Comparative Example 1

[0051] A fuel additive composition was prepared as in Example 1, without using sodium hydroxide. The resultant composition experienced precipitation as time went by.

Comparative Example 2

[0052] A fuel additive composition was prepared as in Example 1, at a temperature of 40[deg.] C. The resultant composition experienced precipitation as time went by.

Comparative Example 3

[0053] A fuel additive composition was prepared as in Example 1, at a temperature of 45[deg.] C. The resultant composition experienced precipitation as time went by, as in Comparative Examples 1 and 2.

Comparative Example 4

[0054] 30 kg of borax, 20 kg of sodium hydroxide, and 30 kg of hydrogen peroxide were dissolved in 50 kg of water at 70[deg.] C. Then, 20 kg of triethylamine, 20 kg of hydrogen peroxide, and 10 kg potassium carbonate were added to prepare a fuel additive composition. The temperature of the resultant fuel additive composition rapidly rose to 100[deg.] C. as time went by. This is because of excessive generation of oxygen radicals, which is caused by addition of hydrogen peroxide.

Testing Example 1

Energy Efficiency Test

[0055] An energy efficiency test was performed for the composition of Example 1.

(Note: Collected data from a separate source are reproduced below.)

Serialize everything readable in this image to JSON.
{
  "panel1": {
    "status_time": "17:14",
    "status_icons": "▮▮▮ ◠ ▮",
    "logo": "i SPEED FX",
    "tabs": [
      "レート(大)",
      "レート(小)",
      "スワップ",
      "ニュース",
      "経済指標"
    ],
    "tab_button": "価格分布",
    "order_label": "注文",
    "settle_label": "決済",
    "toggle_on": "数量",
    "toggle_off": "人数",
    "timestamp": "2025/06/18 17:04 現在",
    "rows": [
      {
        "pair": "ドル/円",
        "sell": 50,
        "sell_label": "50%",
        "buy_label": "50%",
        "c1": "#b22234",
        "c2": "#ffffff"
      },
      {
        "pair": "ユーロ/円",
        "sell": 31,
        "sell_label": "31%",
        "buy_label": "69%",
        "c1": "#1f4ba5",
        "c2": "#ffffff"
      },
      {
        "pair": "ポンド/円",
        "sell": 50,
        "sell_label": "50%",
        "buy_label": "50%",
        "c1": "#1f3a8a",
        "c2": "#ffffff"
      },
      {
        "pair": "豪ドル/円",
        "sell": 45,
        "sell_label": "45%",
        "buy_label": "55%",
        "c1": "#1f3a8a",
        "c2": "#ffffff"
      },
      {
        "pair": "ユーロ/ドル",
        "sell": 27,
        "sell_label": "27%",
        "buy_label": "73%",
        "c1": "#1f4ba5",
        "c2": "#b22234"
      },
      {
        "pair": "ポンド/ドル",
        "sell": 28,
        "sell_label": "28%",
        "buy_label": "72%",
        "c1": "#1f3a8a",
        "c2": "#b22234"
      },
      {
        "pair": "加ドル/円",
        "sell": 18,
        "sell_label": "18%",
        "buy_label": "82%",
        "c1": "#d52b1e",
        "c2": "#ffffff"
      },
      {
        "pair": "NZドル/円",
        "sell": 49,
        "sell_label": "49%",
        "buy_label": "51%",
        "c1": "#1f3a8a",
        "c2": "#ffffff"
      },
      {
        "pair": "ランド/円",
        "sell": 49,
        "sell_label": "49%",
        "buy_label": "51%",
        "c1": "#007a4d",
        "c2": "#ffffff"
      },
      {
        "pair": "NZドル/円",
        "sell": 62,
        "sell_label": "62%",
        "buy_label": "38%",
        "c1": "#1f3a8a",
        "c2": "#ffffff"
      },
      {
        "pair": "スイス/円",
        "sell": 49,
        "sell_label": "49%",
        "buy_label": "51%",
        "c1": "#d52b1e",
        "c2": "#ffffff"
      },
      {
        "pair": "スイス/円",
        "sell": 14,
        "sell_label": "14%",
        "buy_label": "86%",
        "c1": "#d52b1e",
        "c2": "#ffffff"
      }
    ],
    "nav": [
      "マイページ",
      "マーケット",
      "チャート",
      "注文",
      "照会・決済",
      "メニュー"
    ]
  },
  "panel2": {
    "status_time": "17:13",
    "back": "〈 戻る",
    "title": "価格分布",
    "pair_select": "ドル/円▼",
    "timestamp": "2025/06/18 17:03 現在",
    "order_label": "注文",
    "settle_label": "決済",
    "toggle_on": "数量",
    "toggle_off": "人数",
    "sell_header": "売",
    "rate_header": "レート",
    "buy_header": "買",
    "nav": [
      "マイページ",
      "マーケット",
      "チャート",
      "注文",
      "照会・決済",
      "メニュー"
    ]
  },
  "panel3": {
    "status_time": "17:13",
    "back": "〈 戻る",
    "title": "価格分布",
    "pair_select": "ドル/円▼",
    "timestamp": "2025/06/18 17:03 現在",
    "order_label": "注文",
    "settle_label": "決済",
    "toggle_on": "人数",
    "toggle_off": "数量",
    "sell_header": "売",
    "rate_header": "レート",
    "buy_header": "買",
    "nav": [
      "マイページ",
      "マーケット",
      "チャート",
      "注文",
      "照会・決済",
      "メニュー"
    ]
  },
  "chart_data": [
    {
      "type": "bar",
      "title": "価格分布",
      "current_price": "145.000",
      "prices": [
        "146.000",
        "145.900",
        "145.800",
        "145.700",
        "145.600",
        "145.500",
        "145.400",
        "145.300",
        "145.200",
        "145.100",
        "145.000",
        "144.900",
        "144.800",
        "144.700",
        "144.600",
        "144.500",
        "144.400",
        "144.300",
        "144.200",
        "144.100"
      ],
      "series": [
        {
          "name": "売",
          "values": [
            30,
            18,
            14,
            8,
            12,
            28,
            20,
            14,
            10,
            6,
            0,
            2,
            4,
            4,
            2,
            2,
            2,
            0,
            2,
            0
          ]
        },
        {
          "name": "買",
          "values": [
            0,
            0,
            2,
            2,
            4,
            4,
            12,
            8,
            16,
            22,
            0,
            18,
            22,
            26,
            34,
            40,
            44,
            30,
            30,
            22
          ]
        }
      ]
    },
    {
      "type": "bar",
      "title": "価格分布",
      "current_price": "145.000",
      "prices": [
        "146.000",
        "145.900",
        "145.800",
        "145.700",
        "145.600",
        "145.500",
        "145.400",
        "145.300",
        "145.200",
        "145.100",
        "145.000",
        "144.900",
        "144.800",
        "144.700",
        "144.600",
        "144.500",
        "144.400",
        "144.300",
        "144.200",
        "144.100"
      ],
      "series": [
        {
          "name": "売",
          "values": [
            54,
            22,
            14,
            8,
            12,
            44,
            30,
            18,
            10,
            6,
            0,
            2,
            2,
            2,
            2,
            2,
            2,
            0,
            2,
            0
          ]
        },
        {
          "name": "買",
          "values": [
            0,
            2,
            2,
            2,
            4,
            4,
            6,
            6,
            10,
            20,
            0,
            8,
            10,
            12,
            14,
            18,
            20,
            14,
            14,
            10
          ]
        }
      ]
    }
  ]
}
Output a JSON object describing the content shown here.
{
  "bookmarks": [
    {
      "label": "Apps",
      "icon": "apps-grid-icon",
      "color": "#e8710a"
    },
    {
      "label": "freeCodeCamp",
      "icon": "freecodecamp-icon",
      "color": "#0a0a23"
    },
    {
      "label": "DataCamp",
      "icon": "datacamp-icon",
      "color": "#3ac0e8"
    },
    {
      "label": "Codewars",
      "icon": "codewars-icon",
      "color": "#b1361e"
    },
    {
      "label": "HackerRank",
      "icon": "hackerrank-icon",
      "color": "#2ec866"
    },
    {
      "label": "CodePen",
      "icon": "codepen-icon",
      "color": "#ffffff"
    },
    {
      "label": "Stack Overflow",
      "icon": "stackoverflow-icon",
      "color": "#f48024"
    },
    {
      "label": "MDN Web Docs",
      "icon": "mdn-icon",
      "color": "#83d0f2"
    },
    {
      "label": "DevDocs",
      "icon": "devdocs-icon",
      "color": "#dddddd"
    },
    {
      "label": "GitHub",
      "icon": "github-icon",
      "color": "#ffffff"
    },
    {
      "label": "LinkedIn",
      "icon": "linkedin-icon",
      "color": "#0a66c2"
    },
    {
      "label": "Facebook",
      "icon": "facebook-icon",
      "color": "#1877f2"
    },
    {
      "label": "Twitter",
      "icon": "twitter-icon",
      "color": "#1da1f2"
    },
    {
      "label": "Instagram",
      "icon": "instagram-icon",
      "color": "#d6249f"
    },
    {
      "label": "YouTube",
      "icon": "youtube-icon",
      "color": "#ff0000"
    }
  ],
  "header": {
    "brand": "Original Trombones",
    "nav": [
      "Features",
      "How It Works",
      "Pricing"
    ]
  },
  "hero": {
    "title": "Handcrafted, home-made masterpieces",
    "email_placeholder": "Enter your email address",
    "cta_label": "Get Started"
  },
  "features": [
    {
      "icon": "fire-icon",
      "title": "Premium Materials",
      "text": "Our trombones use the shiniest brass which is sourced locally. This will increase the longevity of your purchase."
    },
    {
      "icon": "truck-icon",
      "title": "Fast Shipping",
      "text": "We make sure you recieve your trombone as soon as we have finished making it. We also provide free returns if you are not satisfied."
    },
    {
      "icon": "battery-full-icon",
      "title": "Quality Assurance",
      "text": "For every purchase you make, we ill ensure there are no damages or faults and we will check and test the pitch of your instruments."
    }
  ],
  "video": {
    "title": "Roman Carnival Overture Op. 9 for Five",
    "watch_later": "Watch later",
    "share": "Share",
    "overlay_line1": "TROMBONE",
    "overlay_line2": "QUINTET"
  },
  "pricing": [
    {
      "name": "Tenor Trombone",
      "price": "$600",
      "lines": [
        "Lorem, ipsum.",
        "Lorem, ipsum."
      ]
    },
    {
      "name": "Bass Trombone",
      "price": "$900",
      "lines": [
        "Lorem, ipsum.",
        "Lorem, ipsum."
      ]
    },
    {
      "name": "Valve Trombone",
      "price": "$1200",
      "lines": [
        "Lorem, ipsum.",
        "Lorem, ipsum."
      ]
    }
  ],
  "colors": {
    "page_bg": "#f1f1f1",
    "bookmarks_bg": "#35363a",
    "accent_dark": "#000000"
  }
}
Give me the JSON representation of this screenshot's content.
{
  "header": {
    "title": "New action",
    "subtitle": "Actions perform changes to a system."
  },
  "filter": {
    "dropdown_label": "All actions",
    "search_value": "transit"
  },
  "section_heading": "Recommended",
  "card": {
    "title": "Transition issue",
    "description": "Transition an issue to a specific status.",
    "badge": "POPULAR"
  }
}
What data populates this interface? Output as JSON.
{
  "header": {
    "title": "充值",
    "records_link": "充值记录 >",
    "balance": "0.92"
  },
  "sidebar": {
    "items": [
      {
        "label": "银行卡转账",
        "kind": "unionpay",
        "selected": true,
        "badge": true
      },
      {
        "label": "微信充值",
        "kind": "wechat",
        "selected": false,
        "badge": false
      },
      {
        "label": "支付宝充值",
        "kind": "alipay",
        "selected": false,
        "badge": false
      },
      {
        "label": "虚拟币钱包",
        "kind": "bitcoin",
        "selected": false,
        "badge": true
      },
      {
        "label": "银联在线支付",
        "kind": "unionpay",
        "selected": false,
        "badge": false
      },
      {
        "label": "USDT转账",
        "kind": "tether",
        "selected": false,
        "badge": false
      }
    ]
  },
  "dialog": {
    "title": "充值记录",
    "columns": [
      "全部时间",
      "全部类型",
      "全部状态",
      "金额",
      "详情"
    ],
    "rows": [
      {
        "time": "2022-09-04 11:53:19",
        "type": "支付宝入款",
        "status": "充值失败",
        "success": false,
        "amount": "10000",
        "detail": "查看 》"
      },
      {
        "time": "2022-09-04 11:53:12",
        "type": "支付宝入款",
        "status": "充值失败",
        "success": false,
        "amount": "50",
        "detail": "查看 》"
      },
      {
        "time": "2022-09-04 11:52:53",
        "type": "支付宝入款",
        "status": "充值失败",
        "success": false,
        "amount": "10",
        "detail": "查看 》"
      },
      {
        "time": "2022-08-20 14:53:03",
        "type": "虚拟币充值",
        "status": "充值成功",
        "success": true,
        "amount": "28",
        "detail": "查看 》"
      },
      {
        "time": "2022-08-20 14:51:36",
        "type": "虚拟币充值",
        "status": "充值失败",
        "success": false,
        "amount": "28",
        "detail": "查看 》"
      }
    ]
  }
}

[0056] Coal having a moisture content of 1.73%, an ash content of 14.73%, and a volatile content of 30.12% (calorific value=6,977 kcal; ash fusion temperature (FT)=1,588[deg.] C.), and a boiler having a steam production capacity of 10 ton/h were used. The boiler was operated under a pressure of 8 kPa with a load of 80%. As a result, 16.8% of coal consumption was saved.

Testing Example 2

Pollution Reduction Test

[0057] Dust content, sulfur dioxide concentration, and Ringelmann turbidity were measured for the composition. The results are shown in the following Table 1.

TABLE 1

  Before  After  Measurement

Test items  measurement  measurement  result

Average dust content  1673.8  1082.3  Decreased by

(mg/Nm<3> )      35.3%

Average dust discharge  42.5  26.9  Decreased by

amount (kg/h)      36.7%

Average sulfur dioxide  321.5  249.1  Decreased by

concentration (mg/Nm<3> )      22.5%

Average sulfur dioxide  8.158  249.1  Decreased by

discharge amount (kg/h)      24.1%

Ringelmann turbidity  1  1  Same

(smoke concentration)

Testing Example 3

Fuel Consumption Saving Test

[0058] The composition was employed in a combined heat and power plant using bituminous coal. Fuel consumption saving effect due to reduction of air pollutants and clinkers was determined.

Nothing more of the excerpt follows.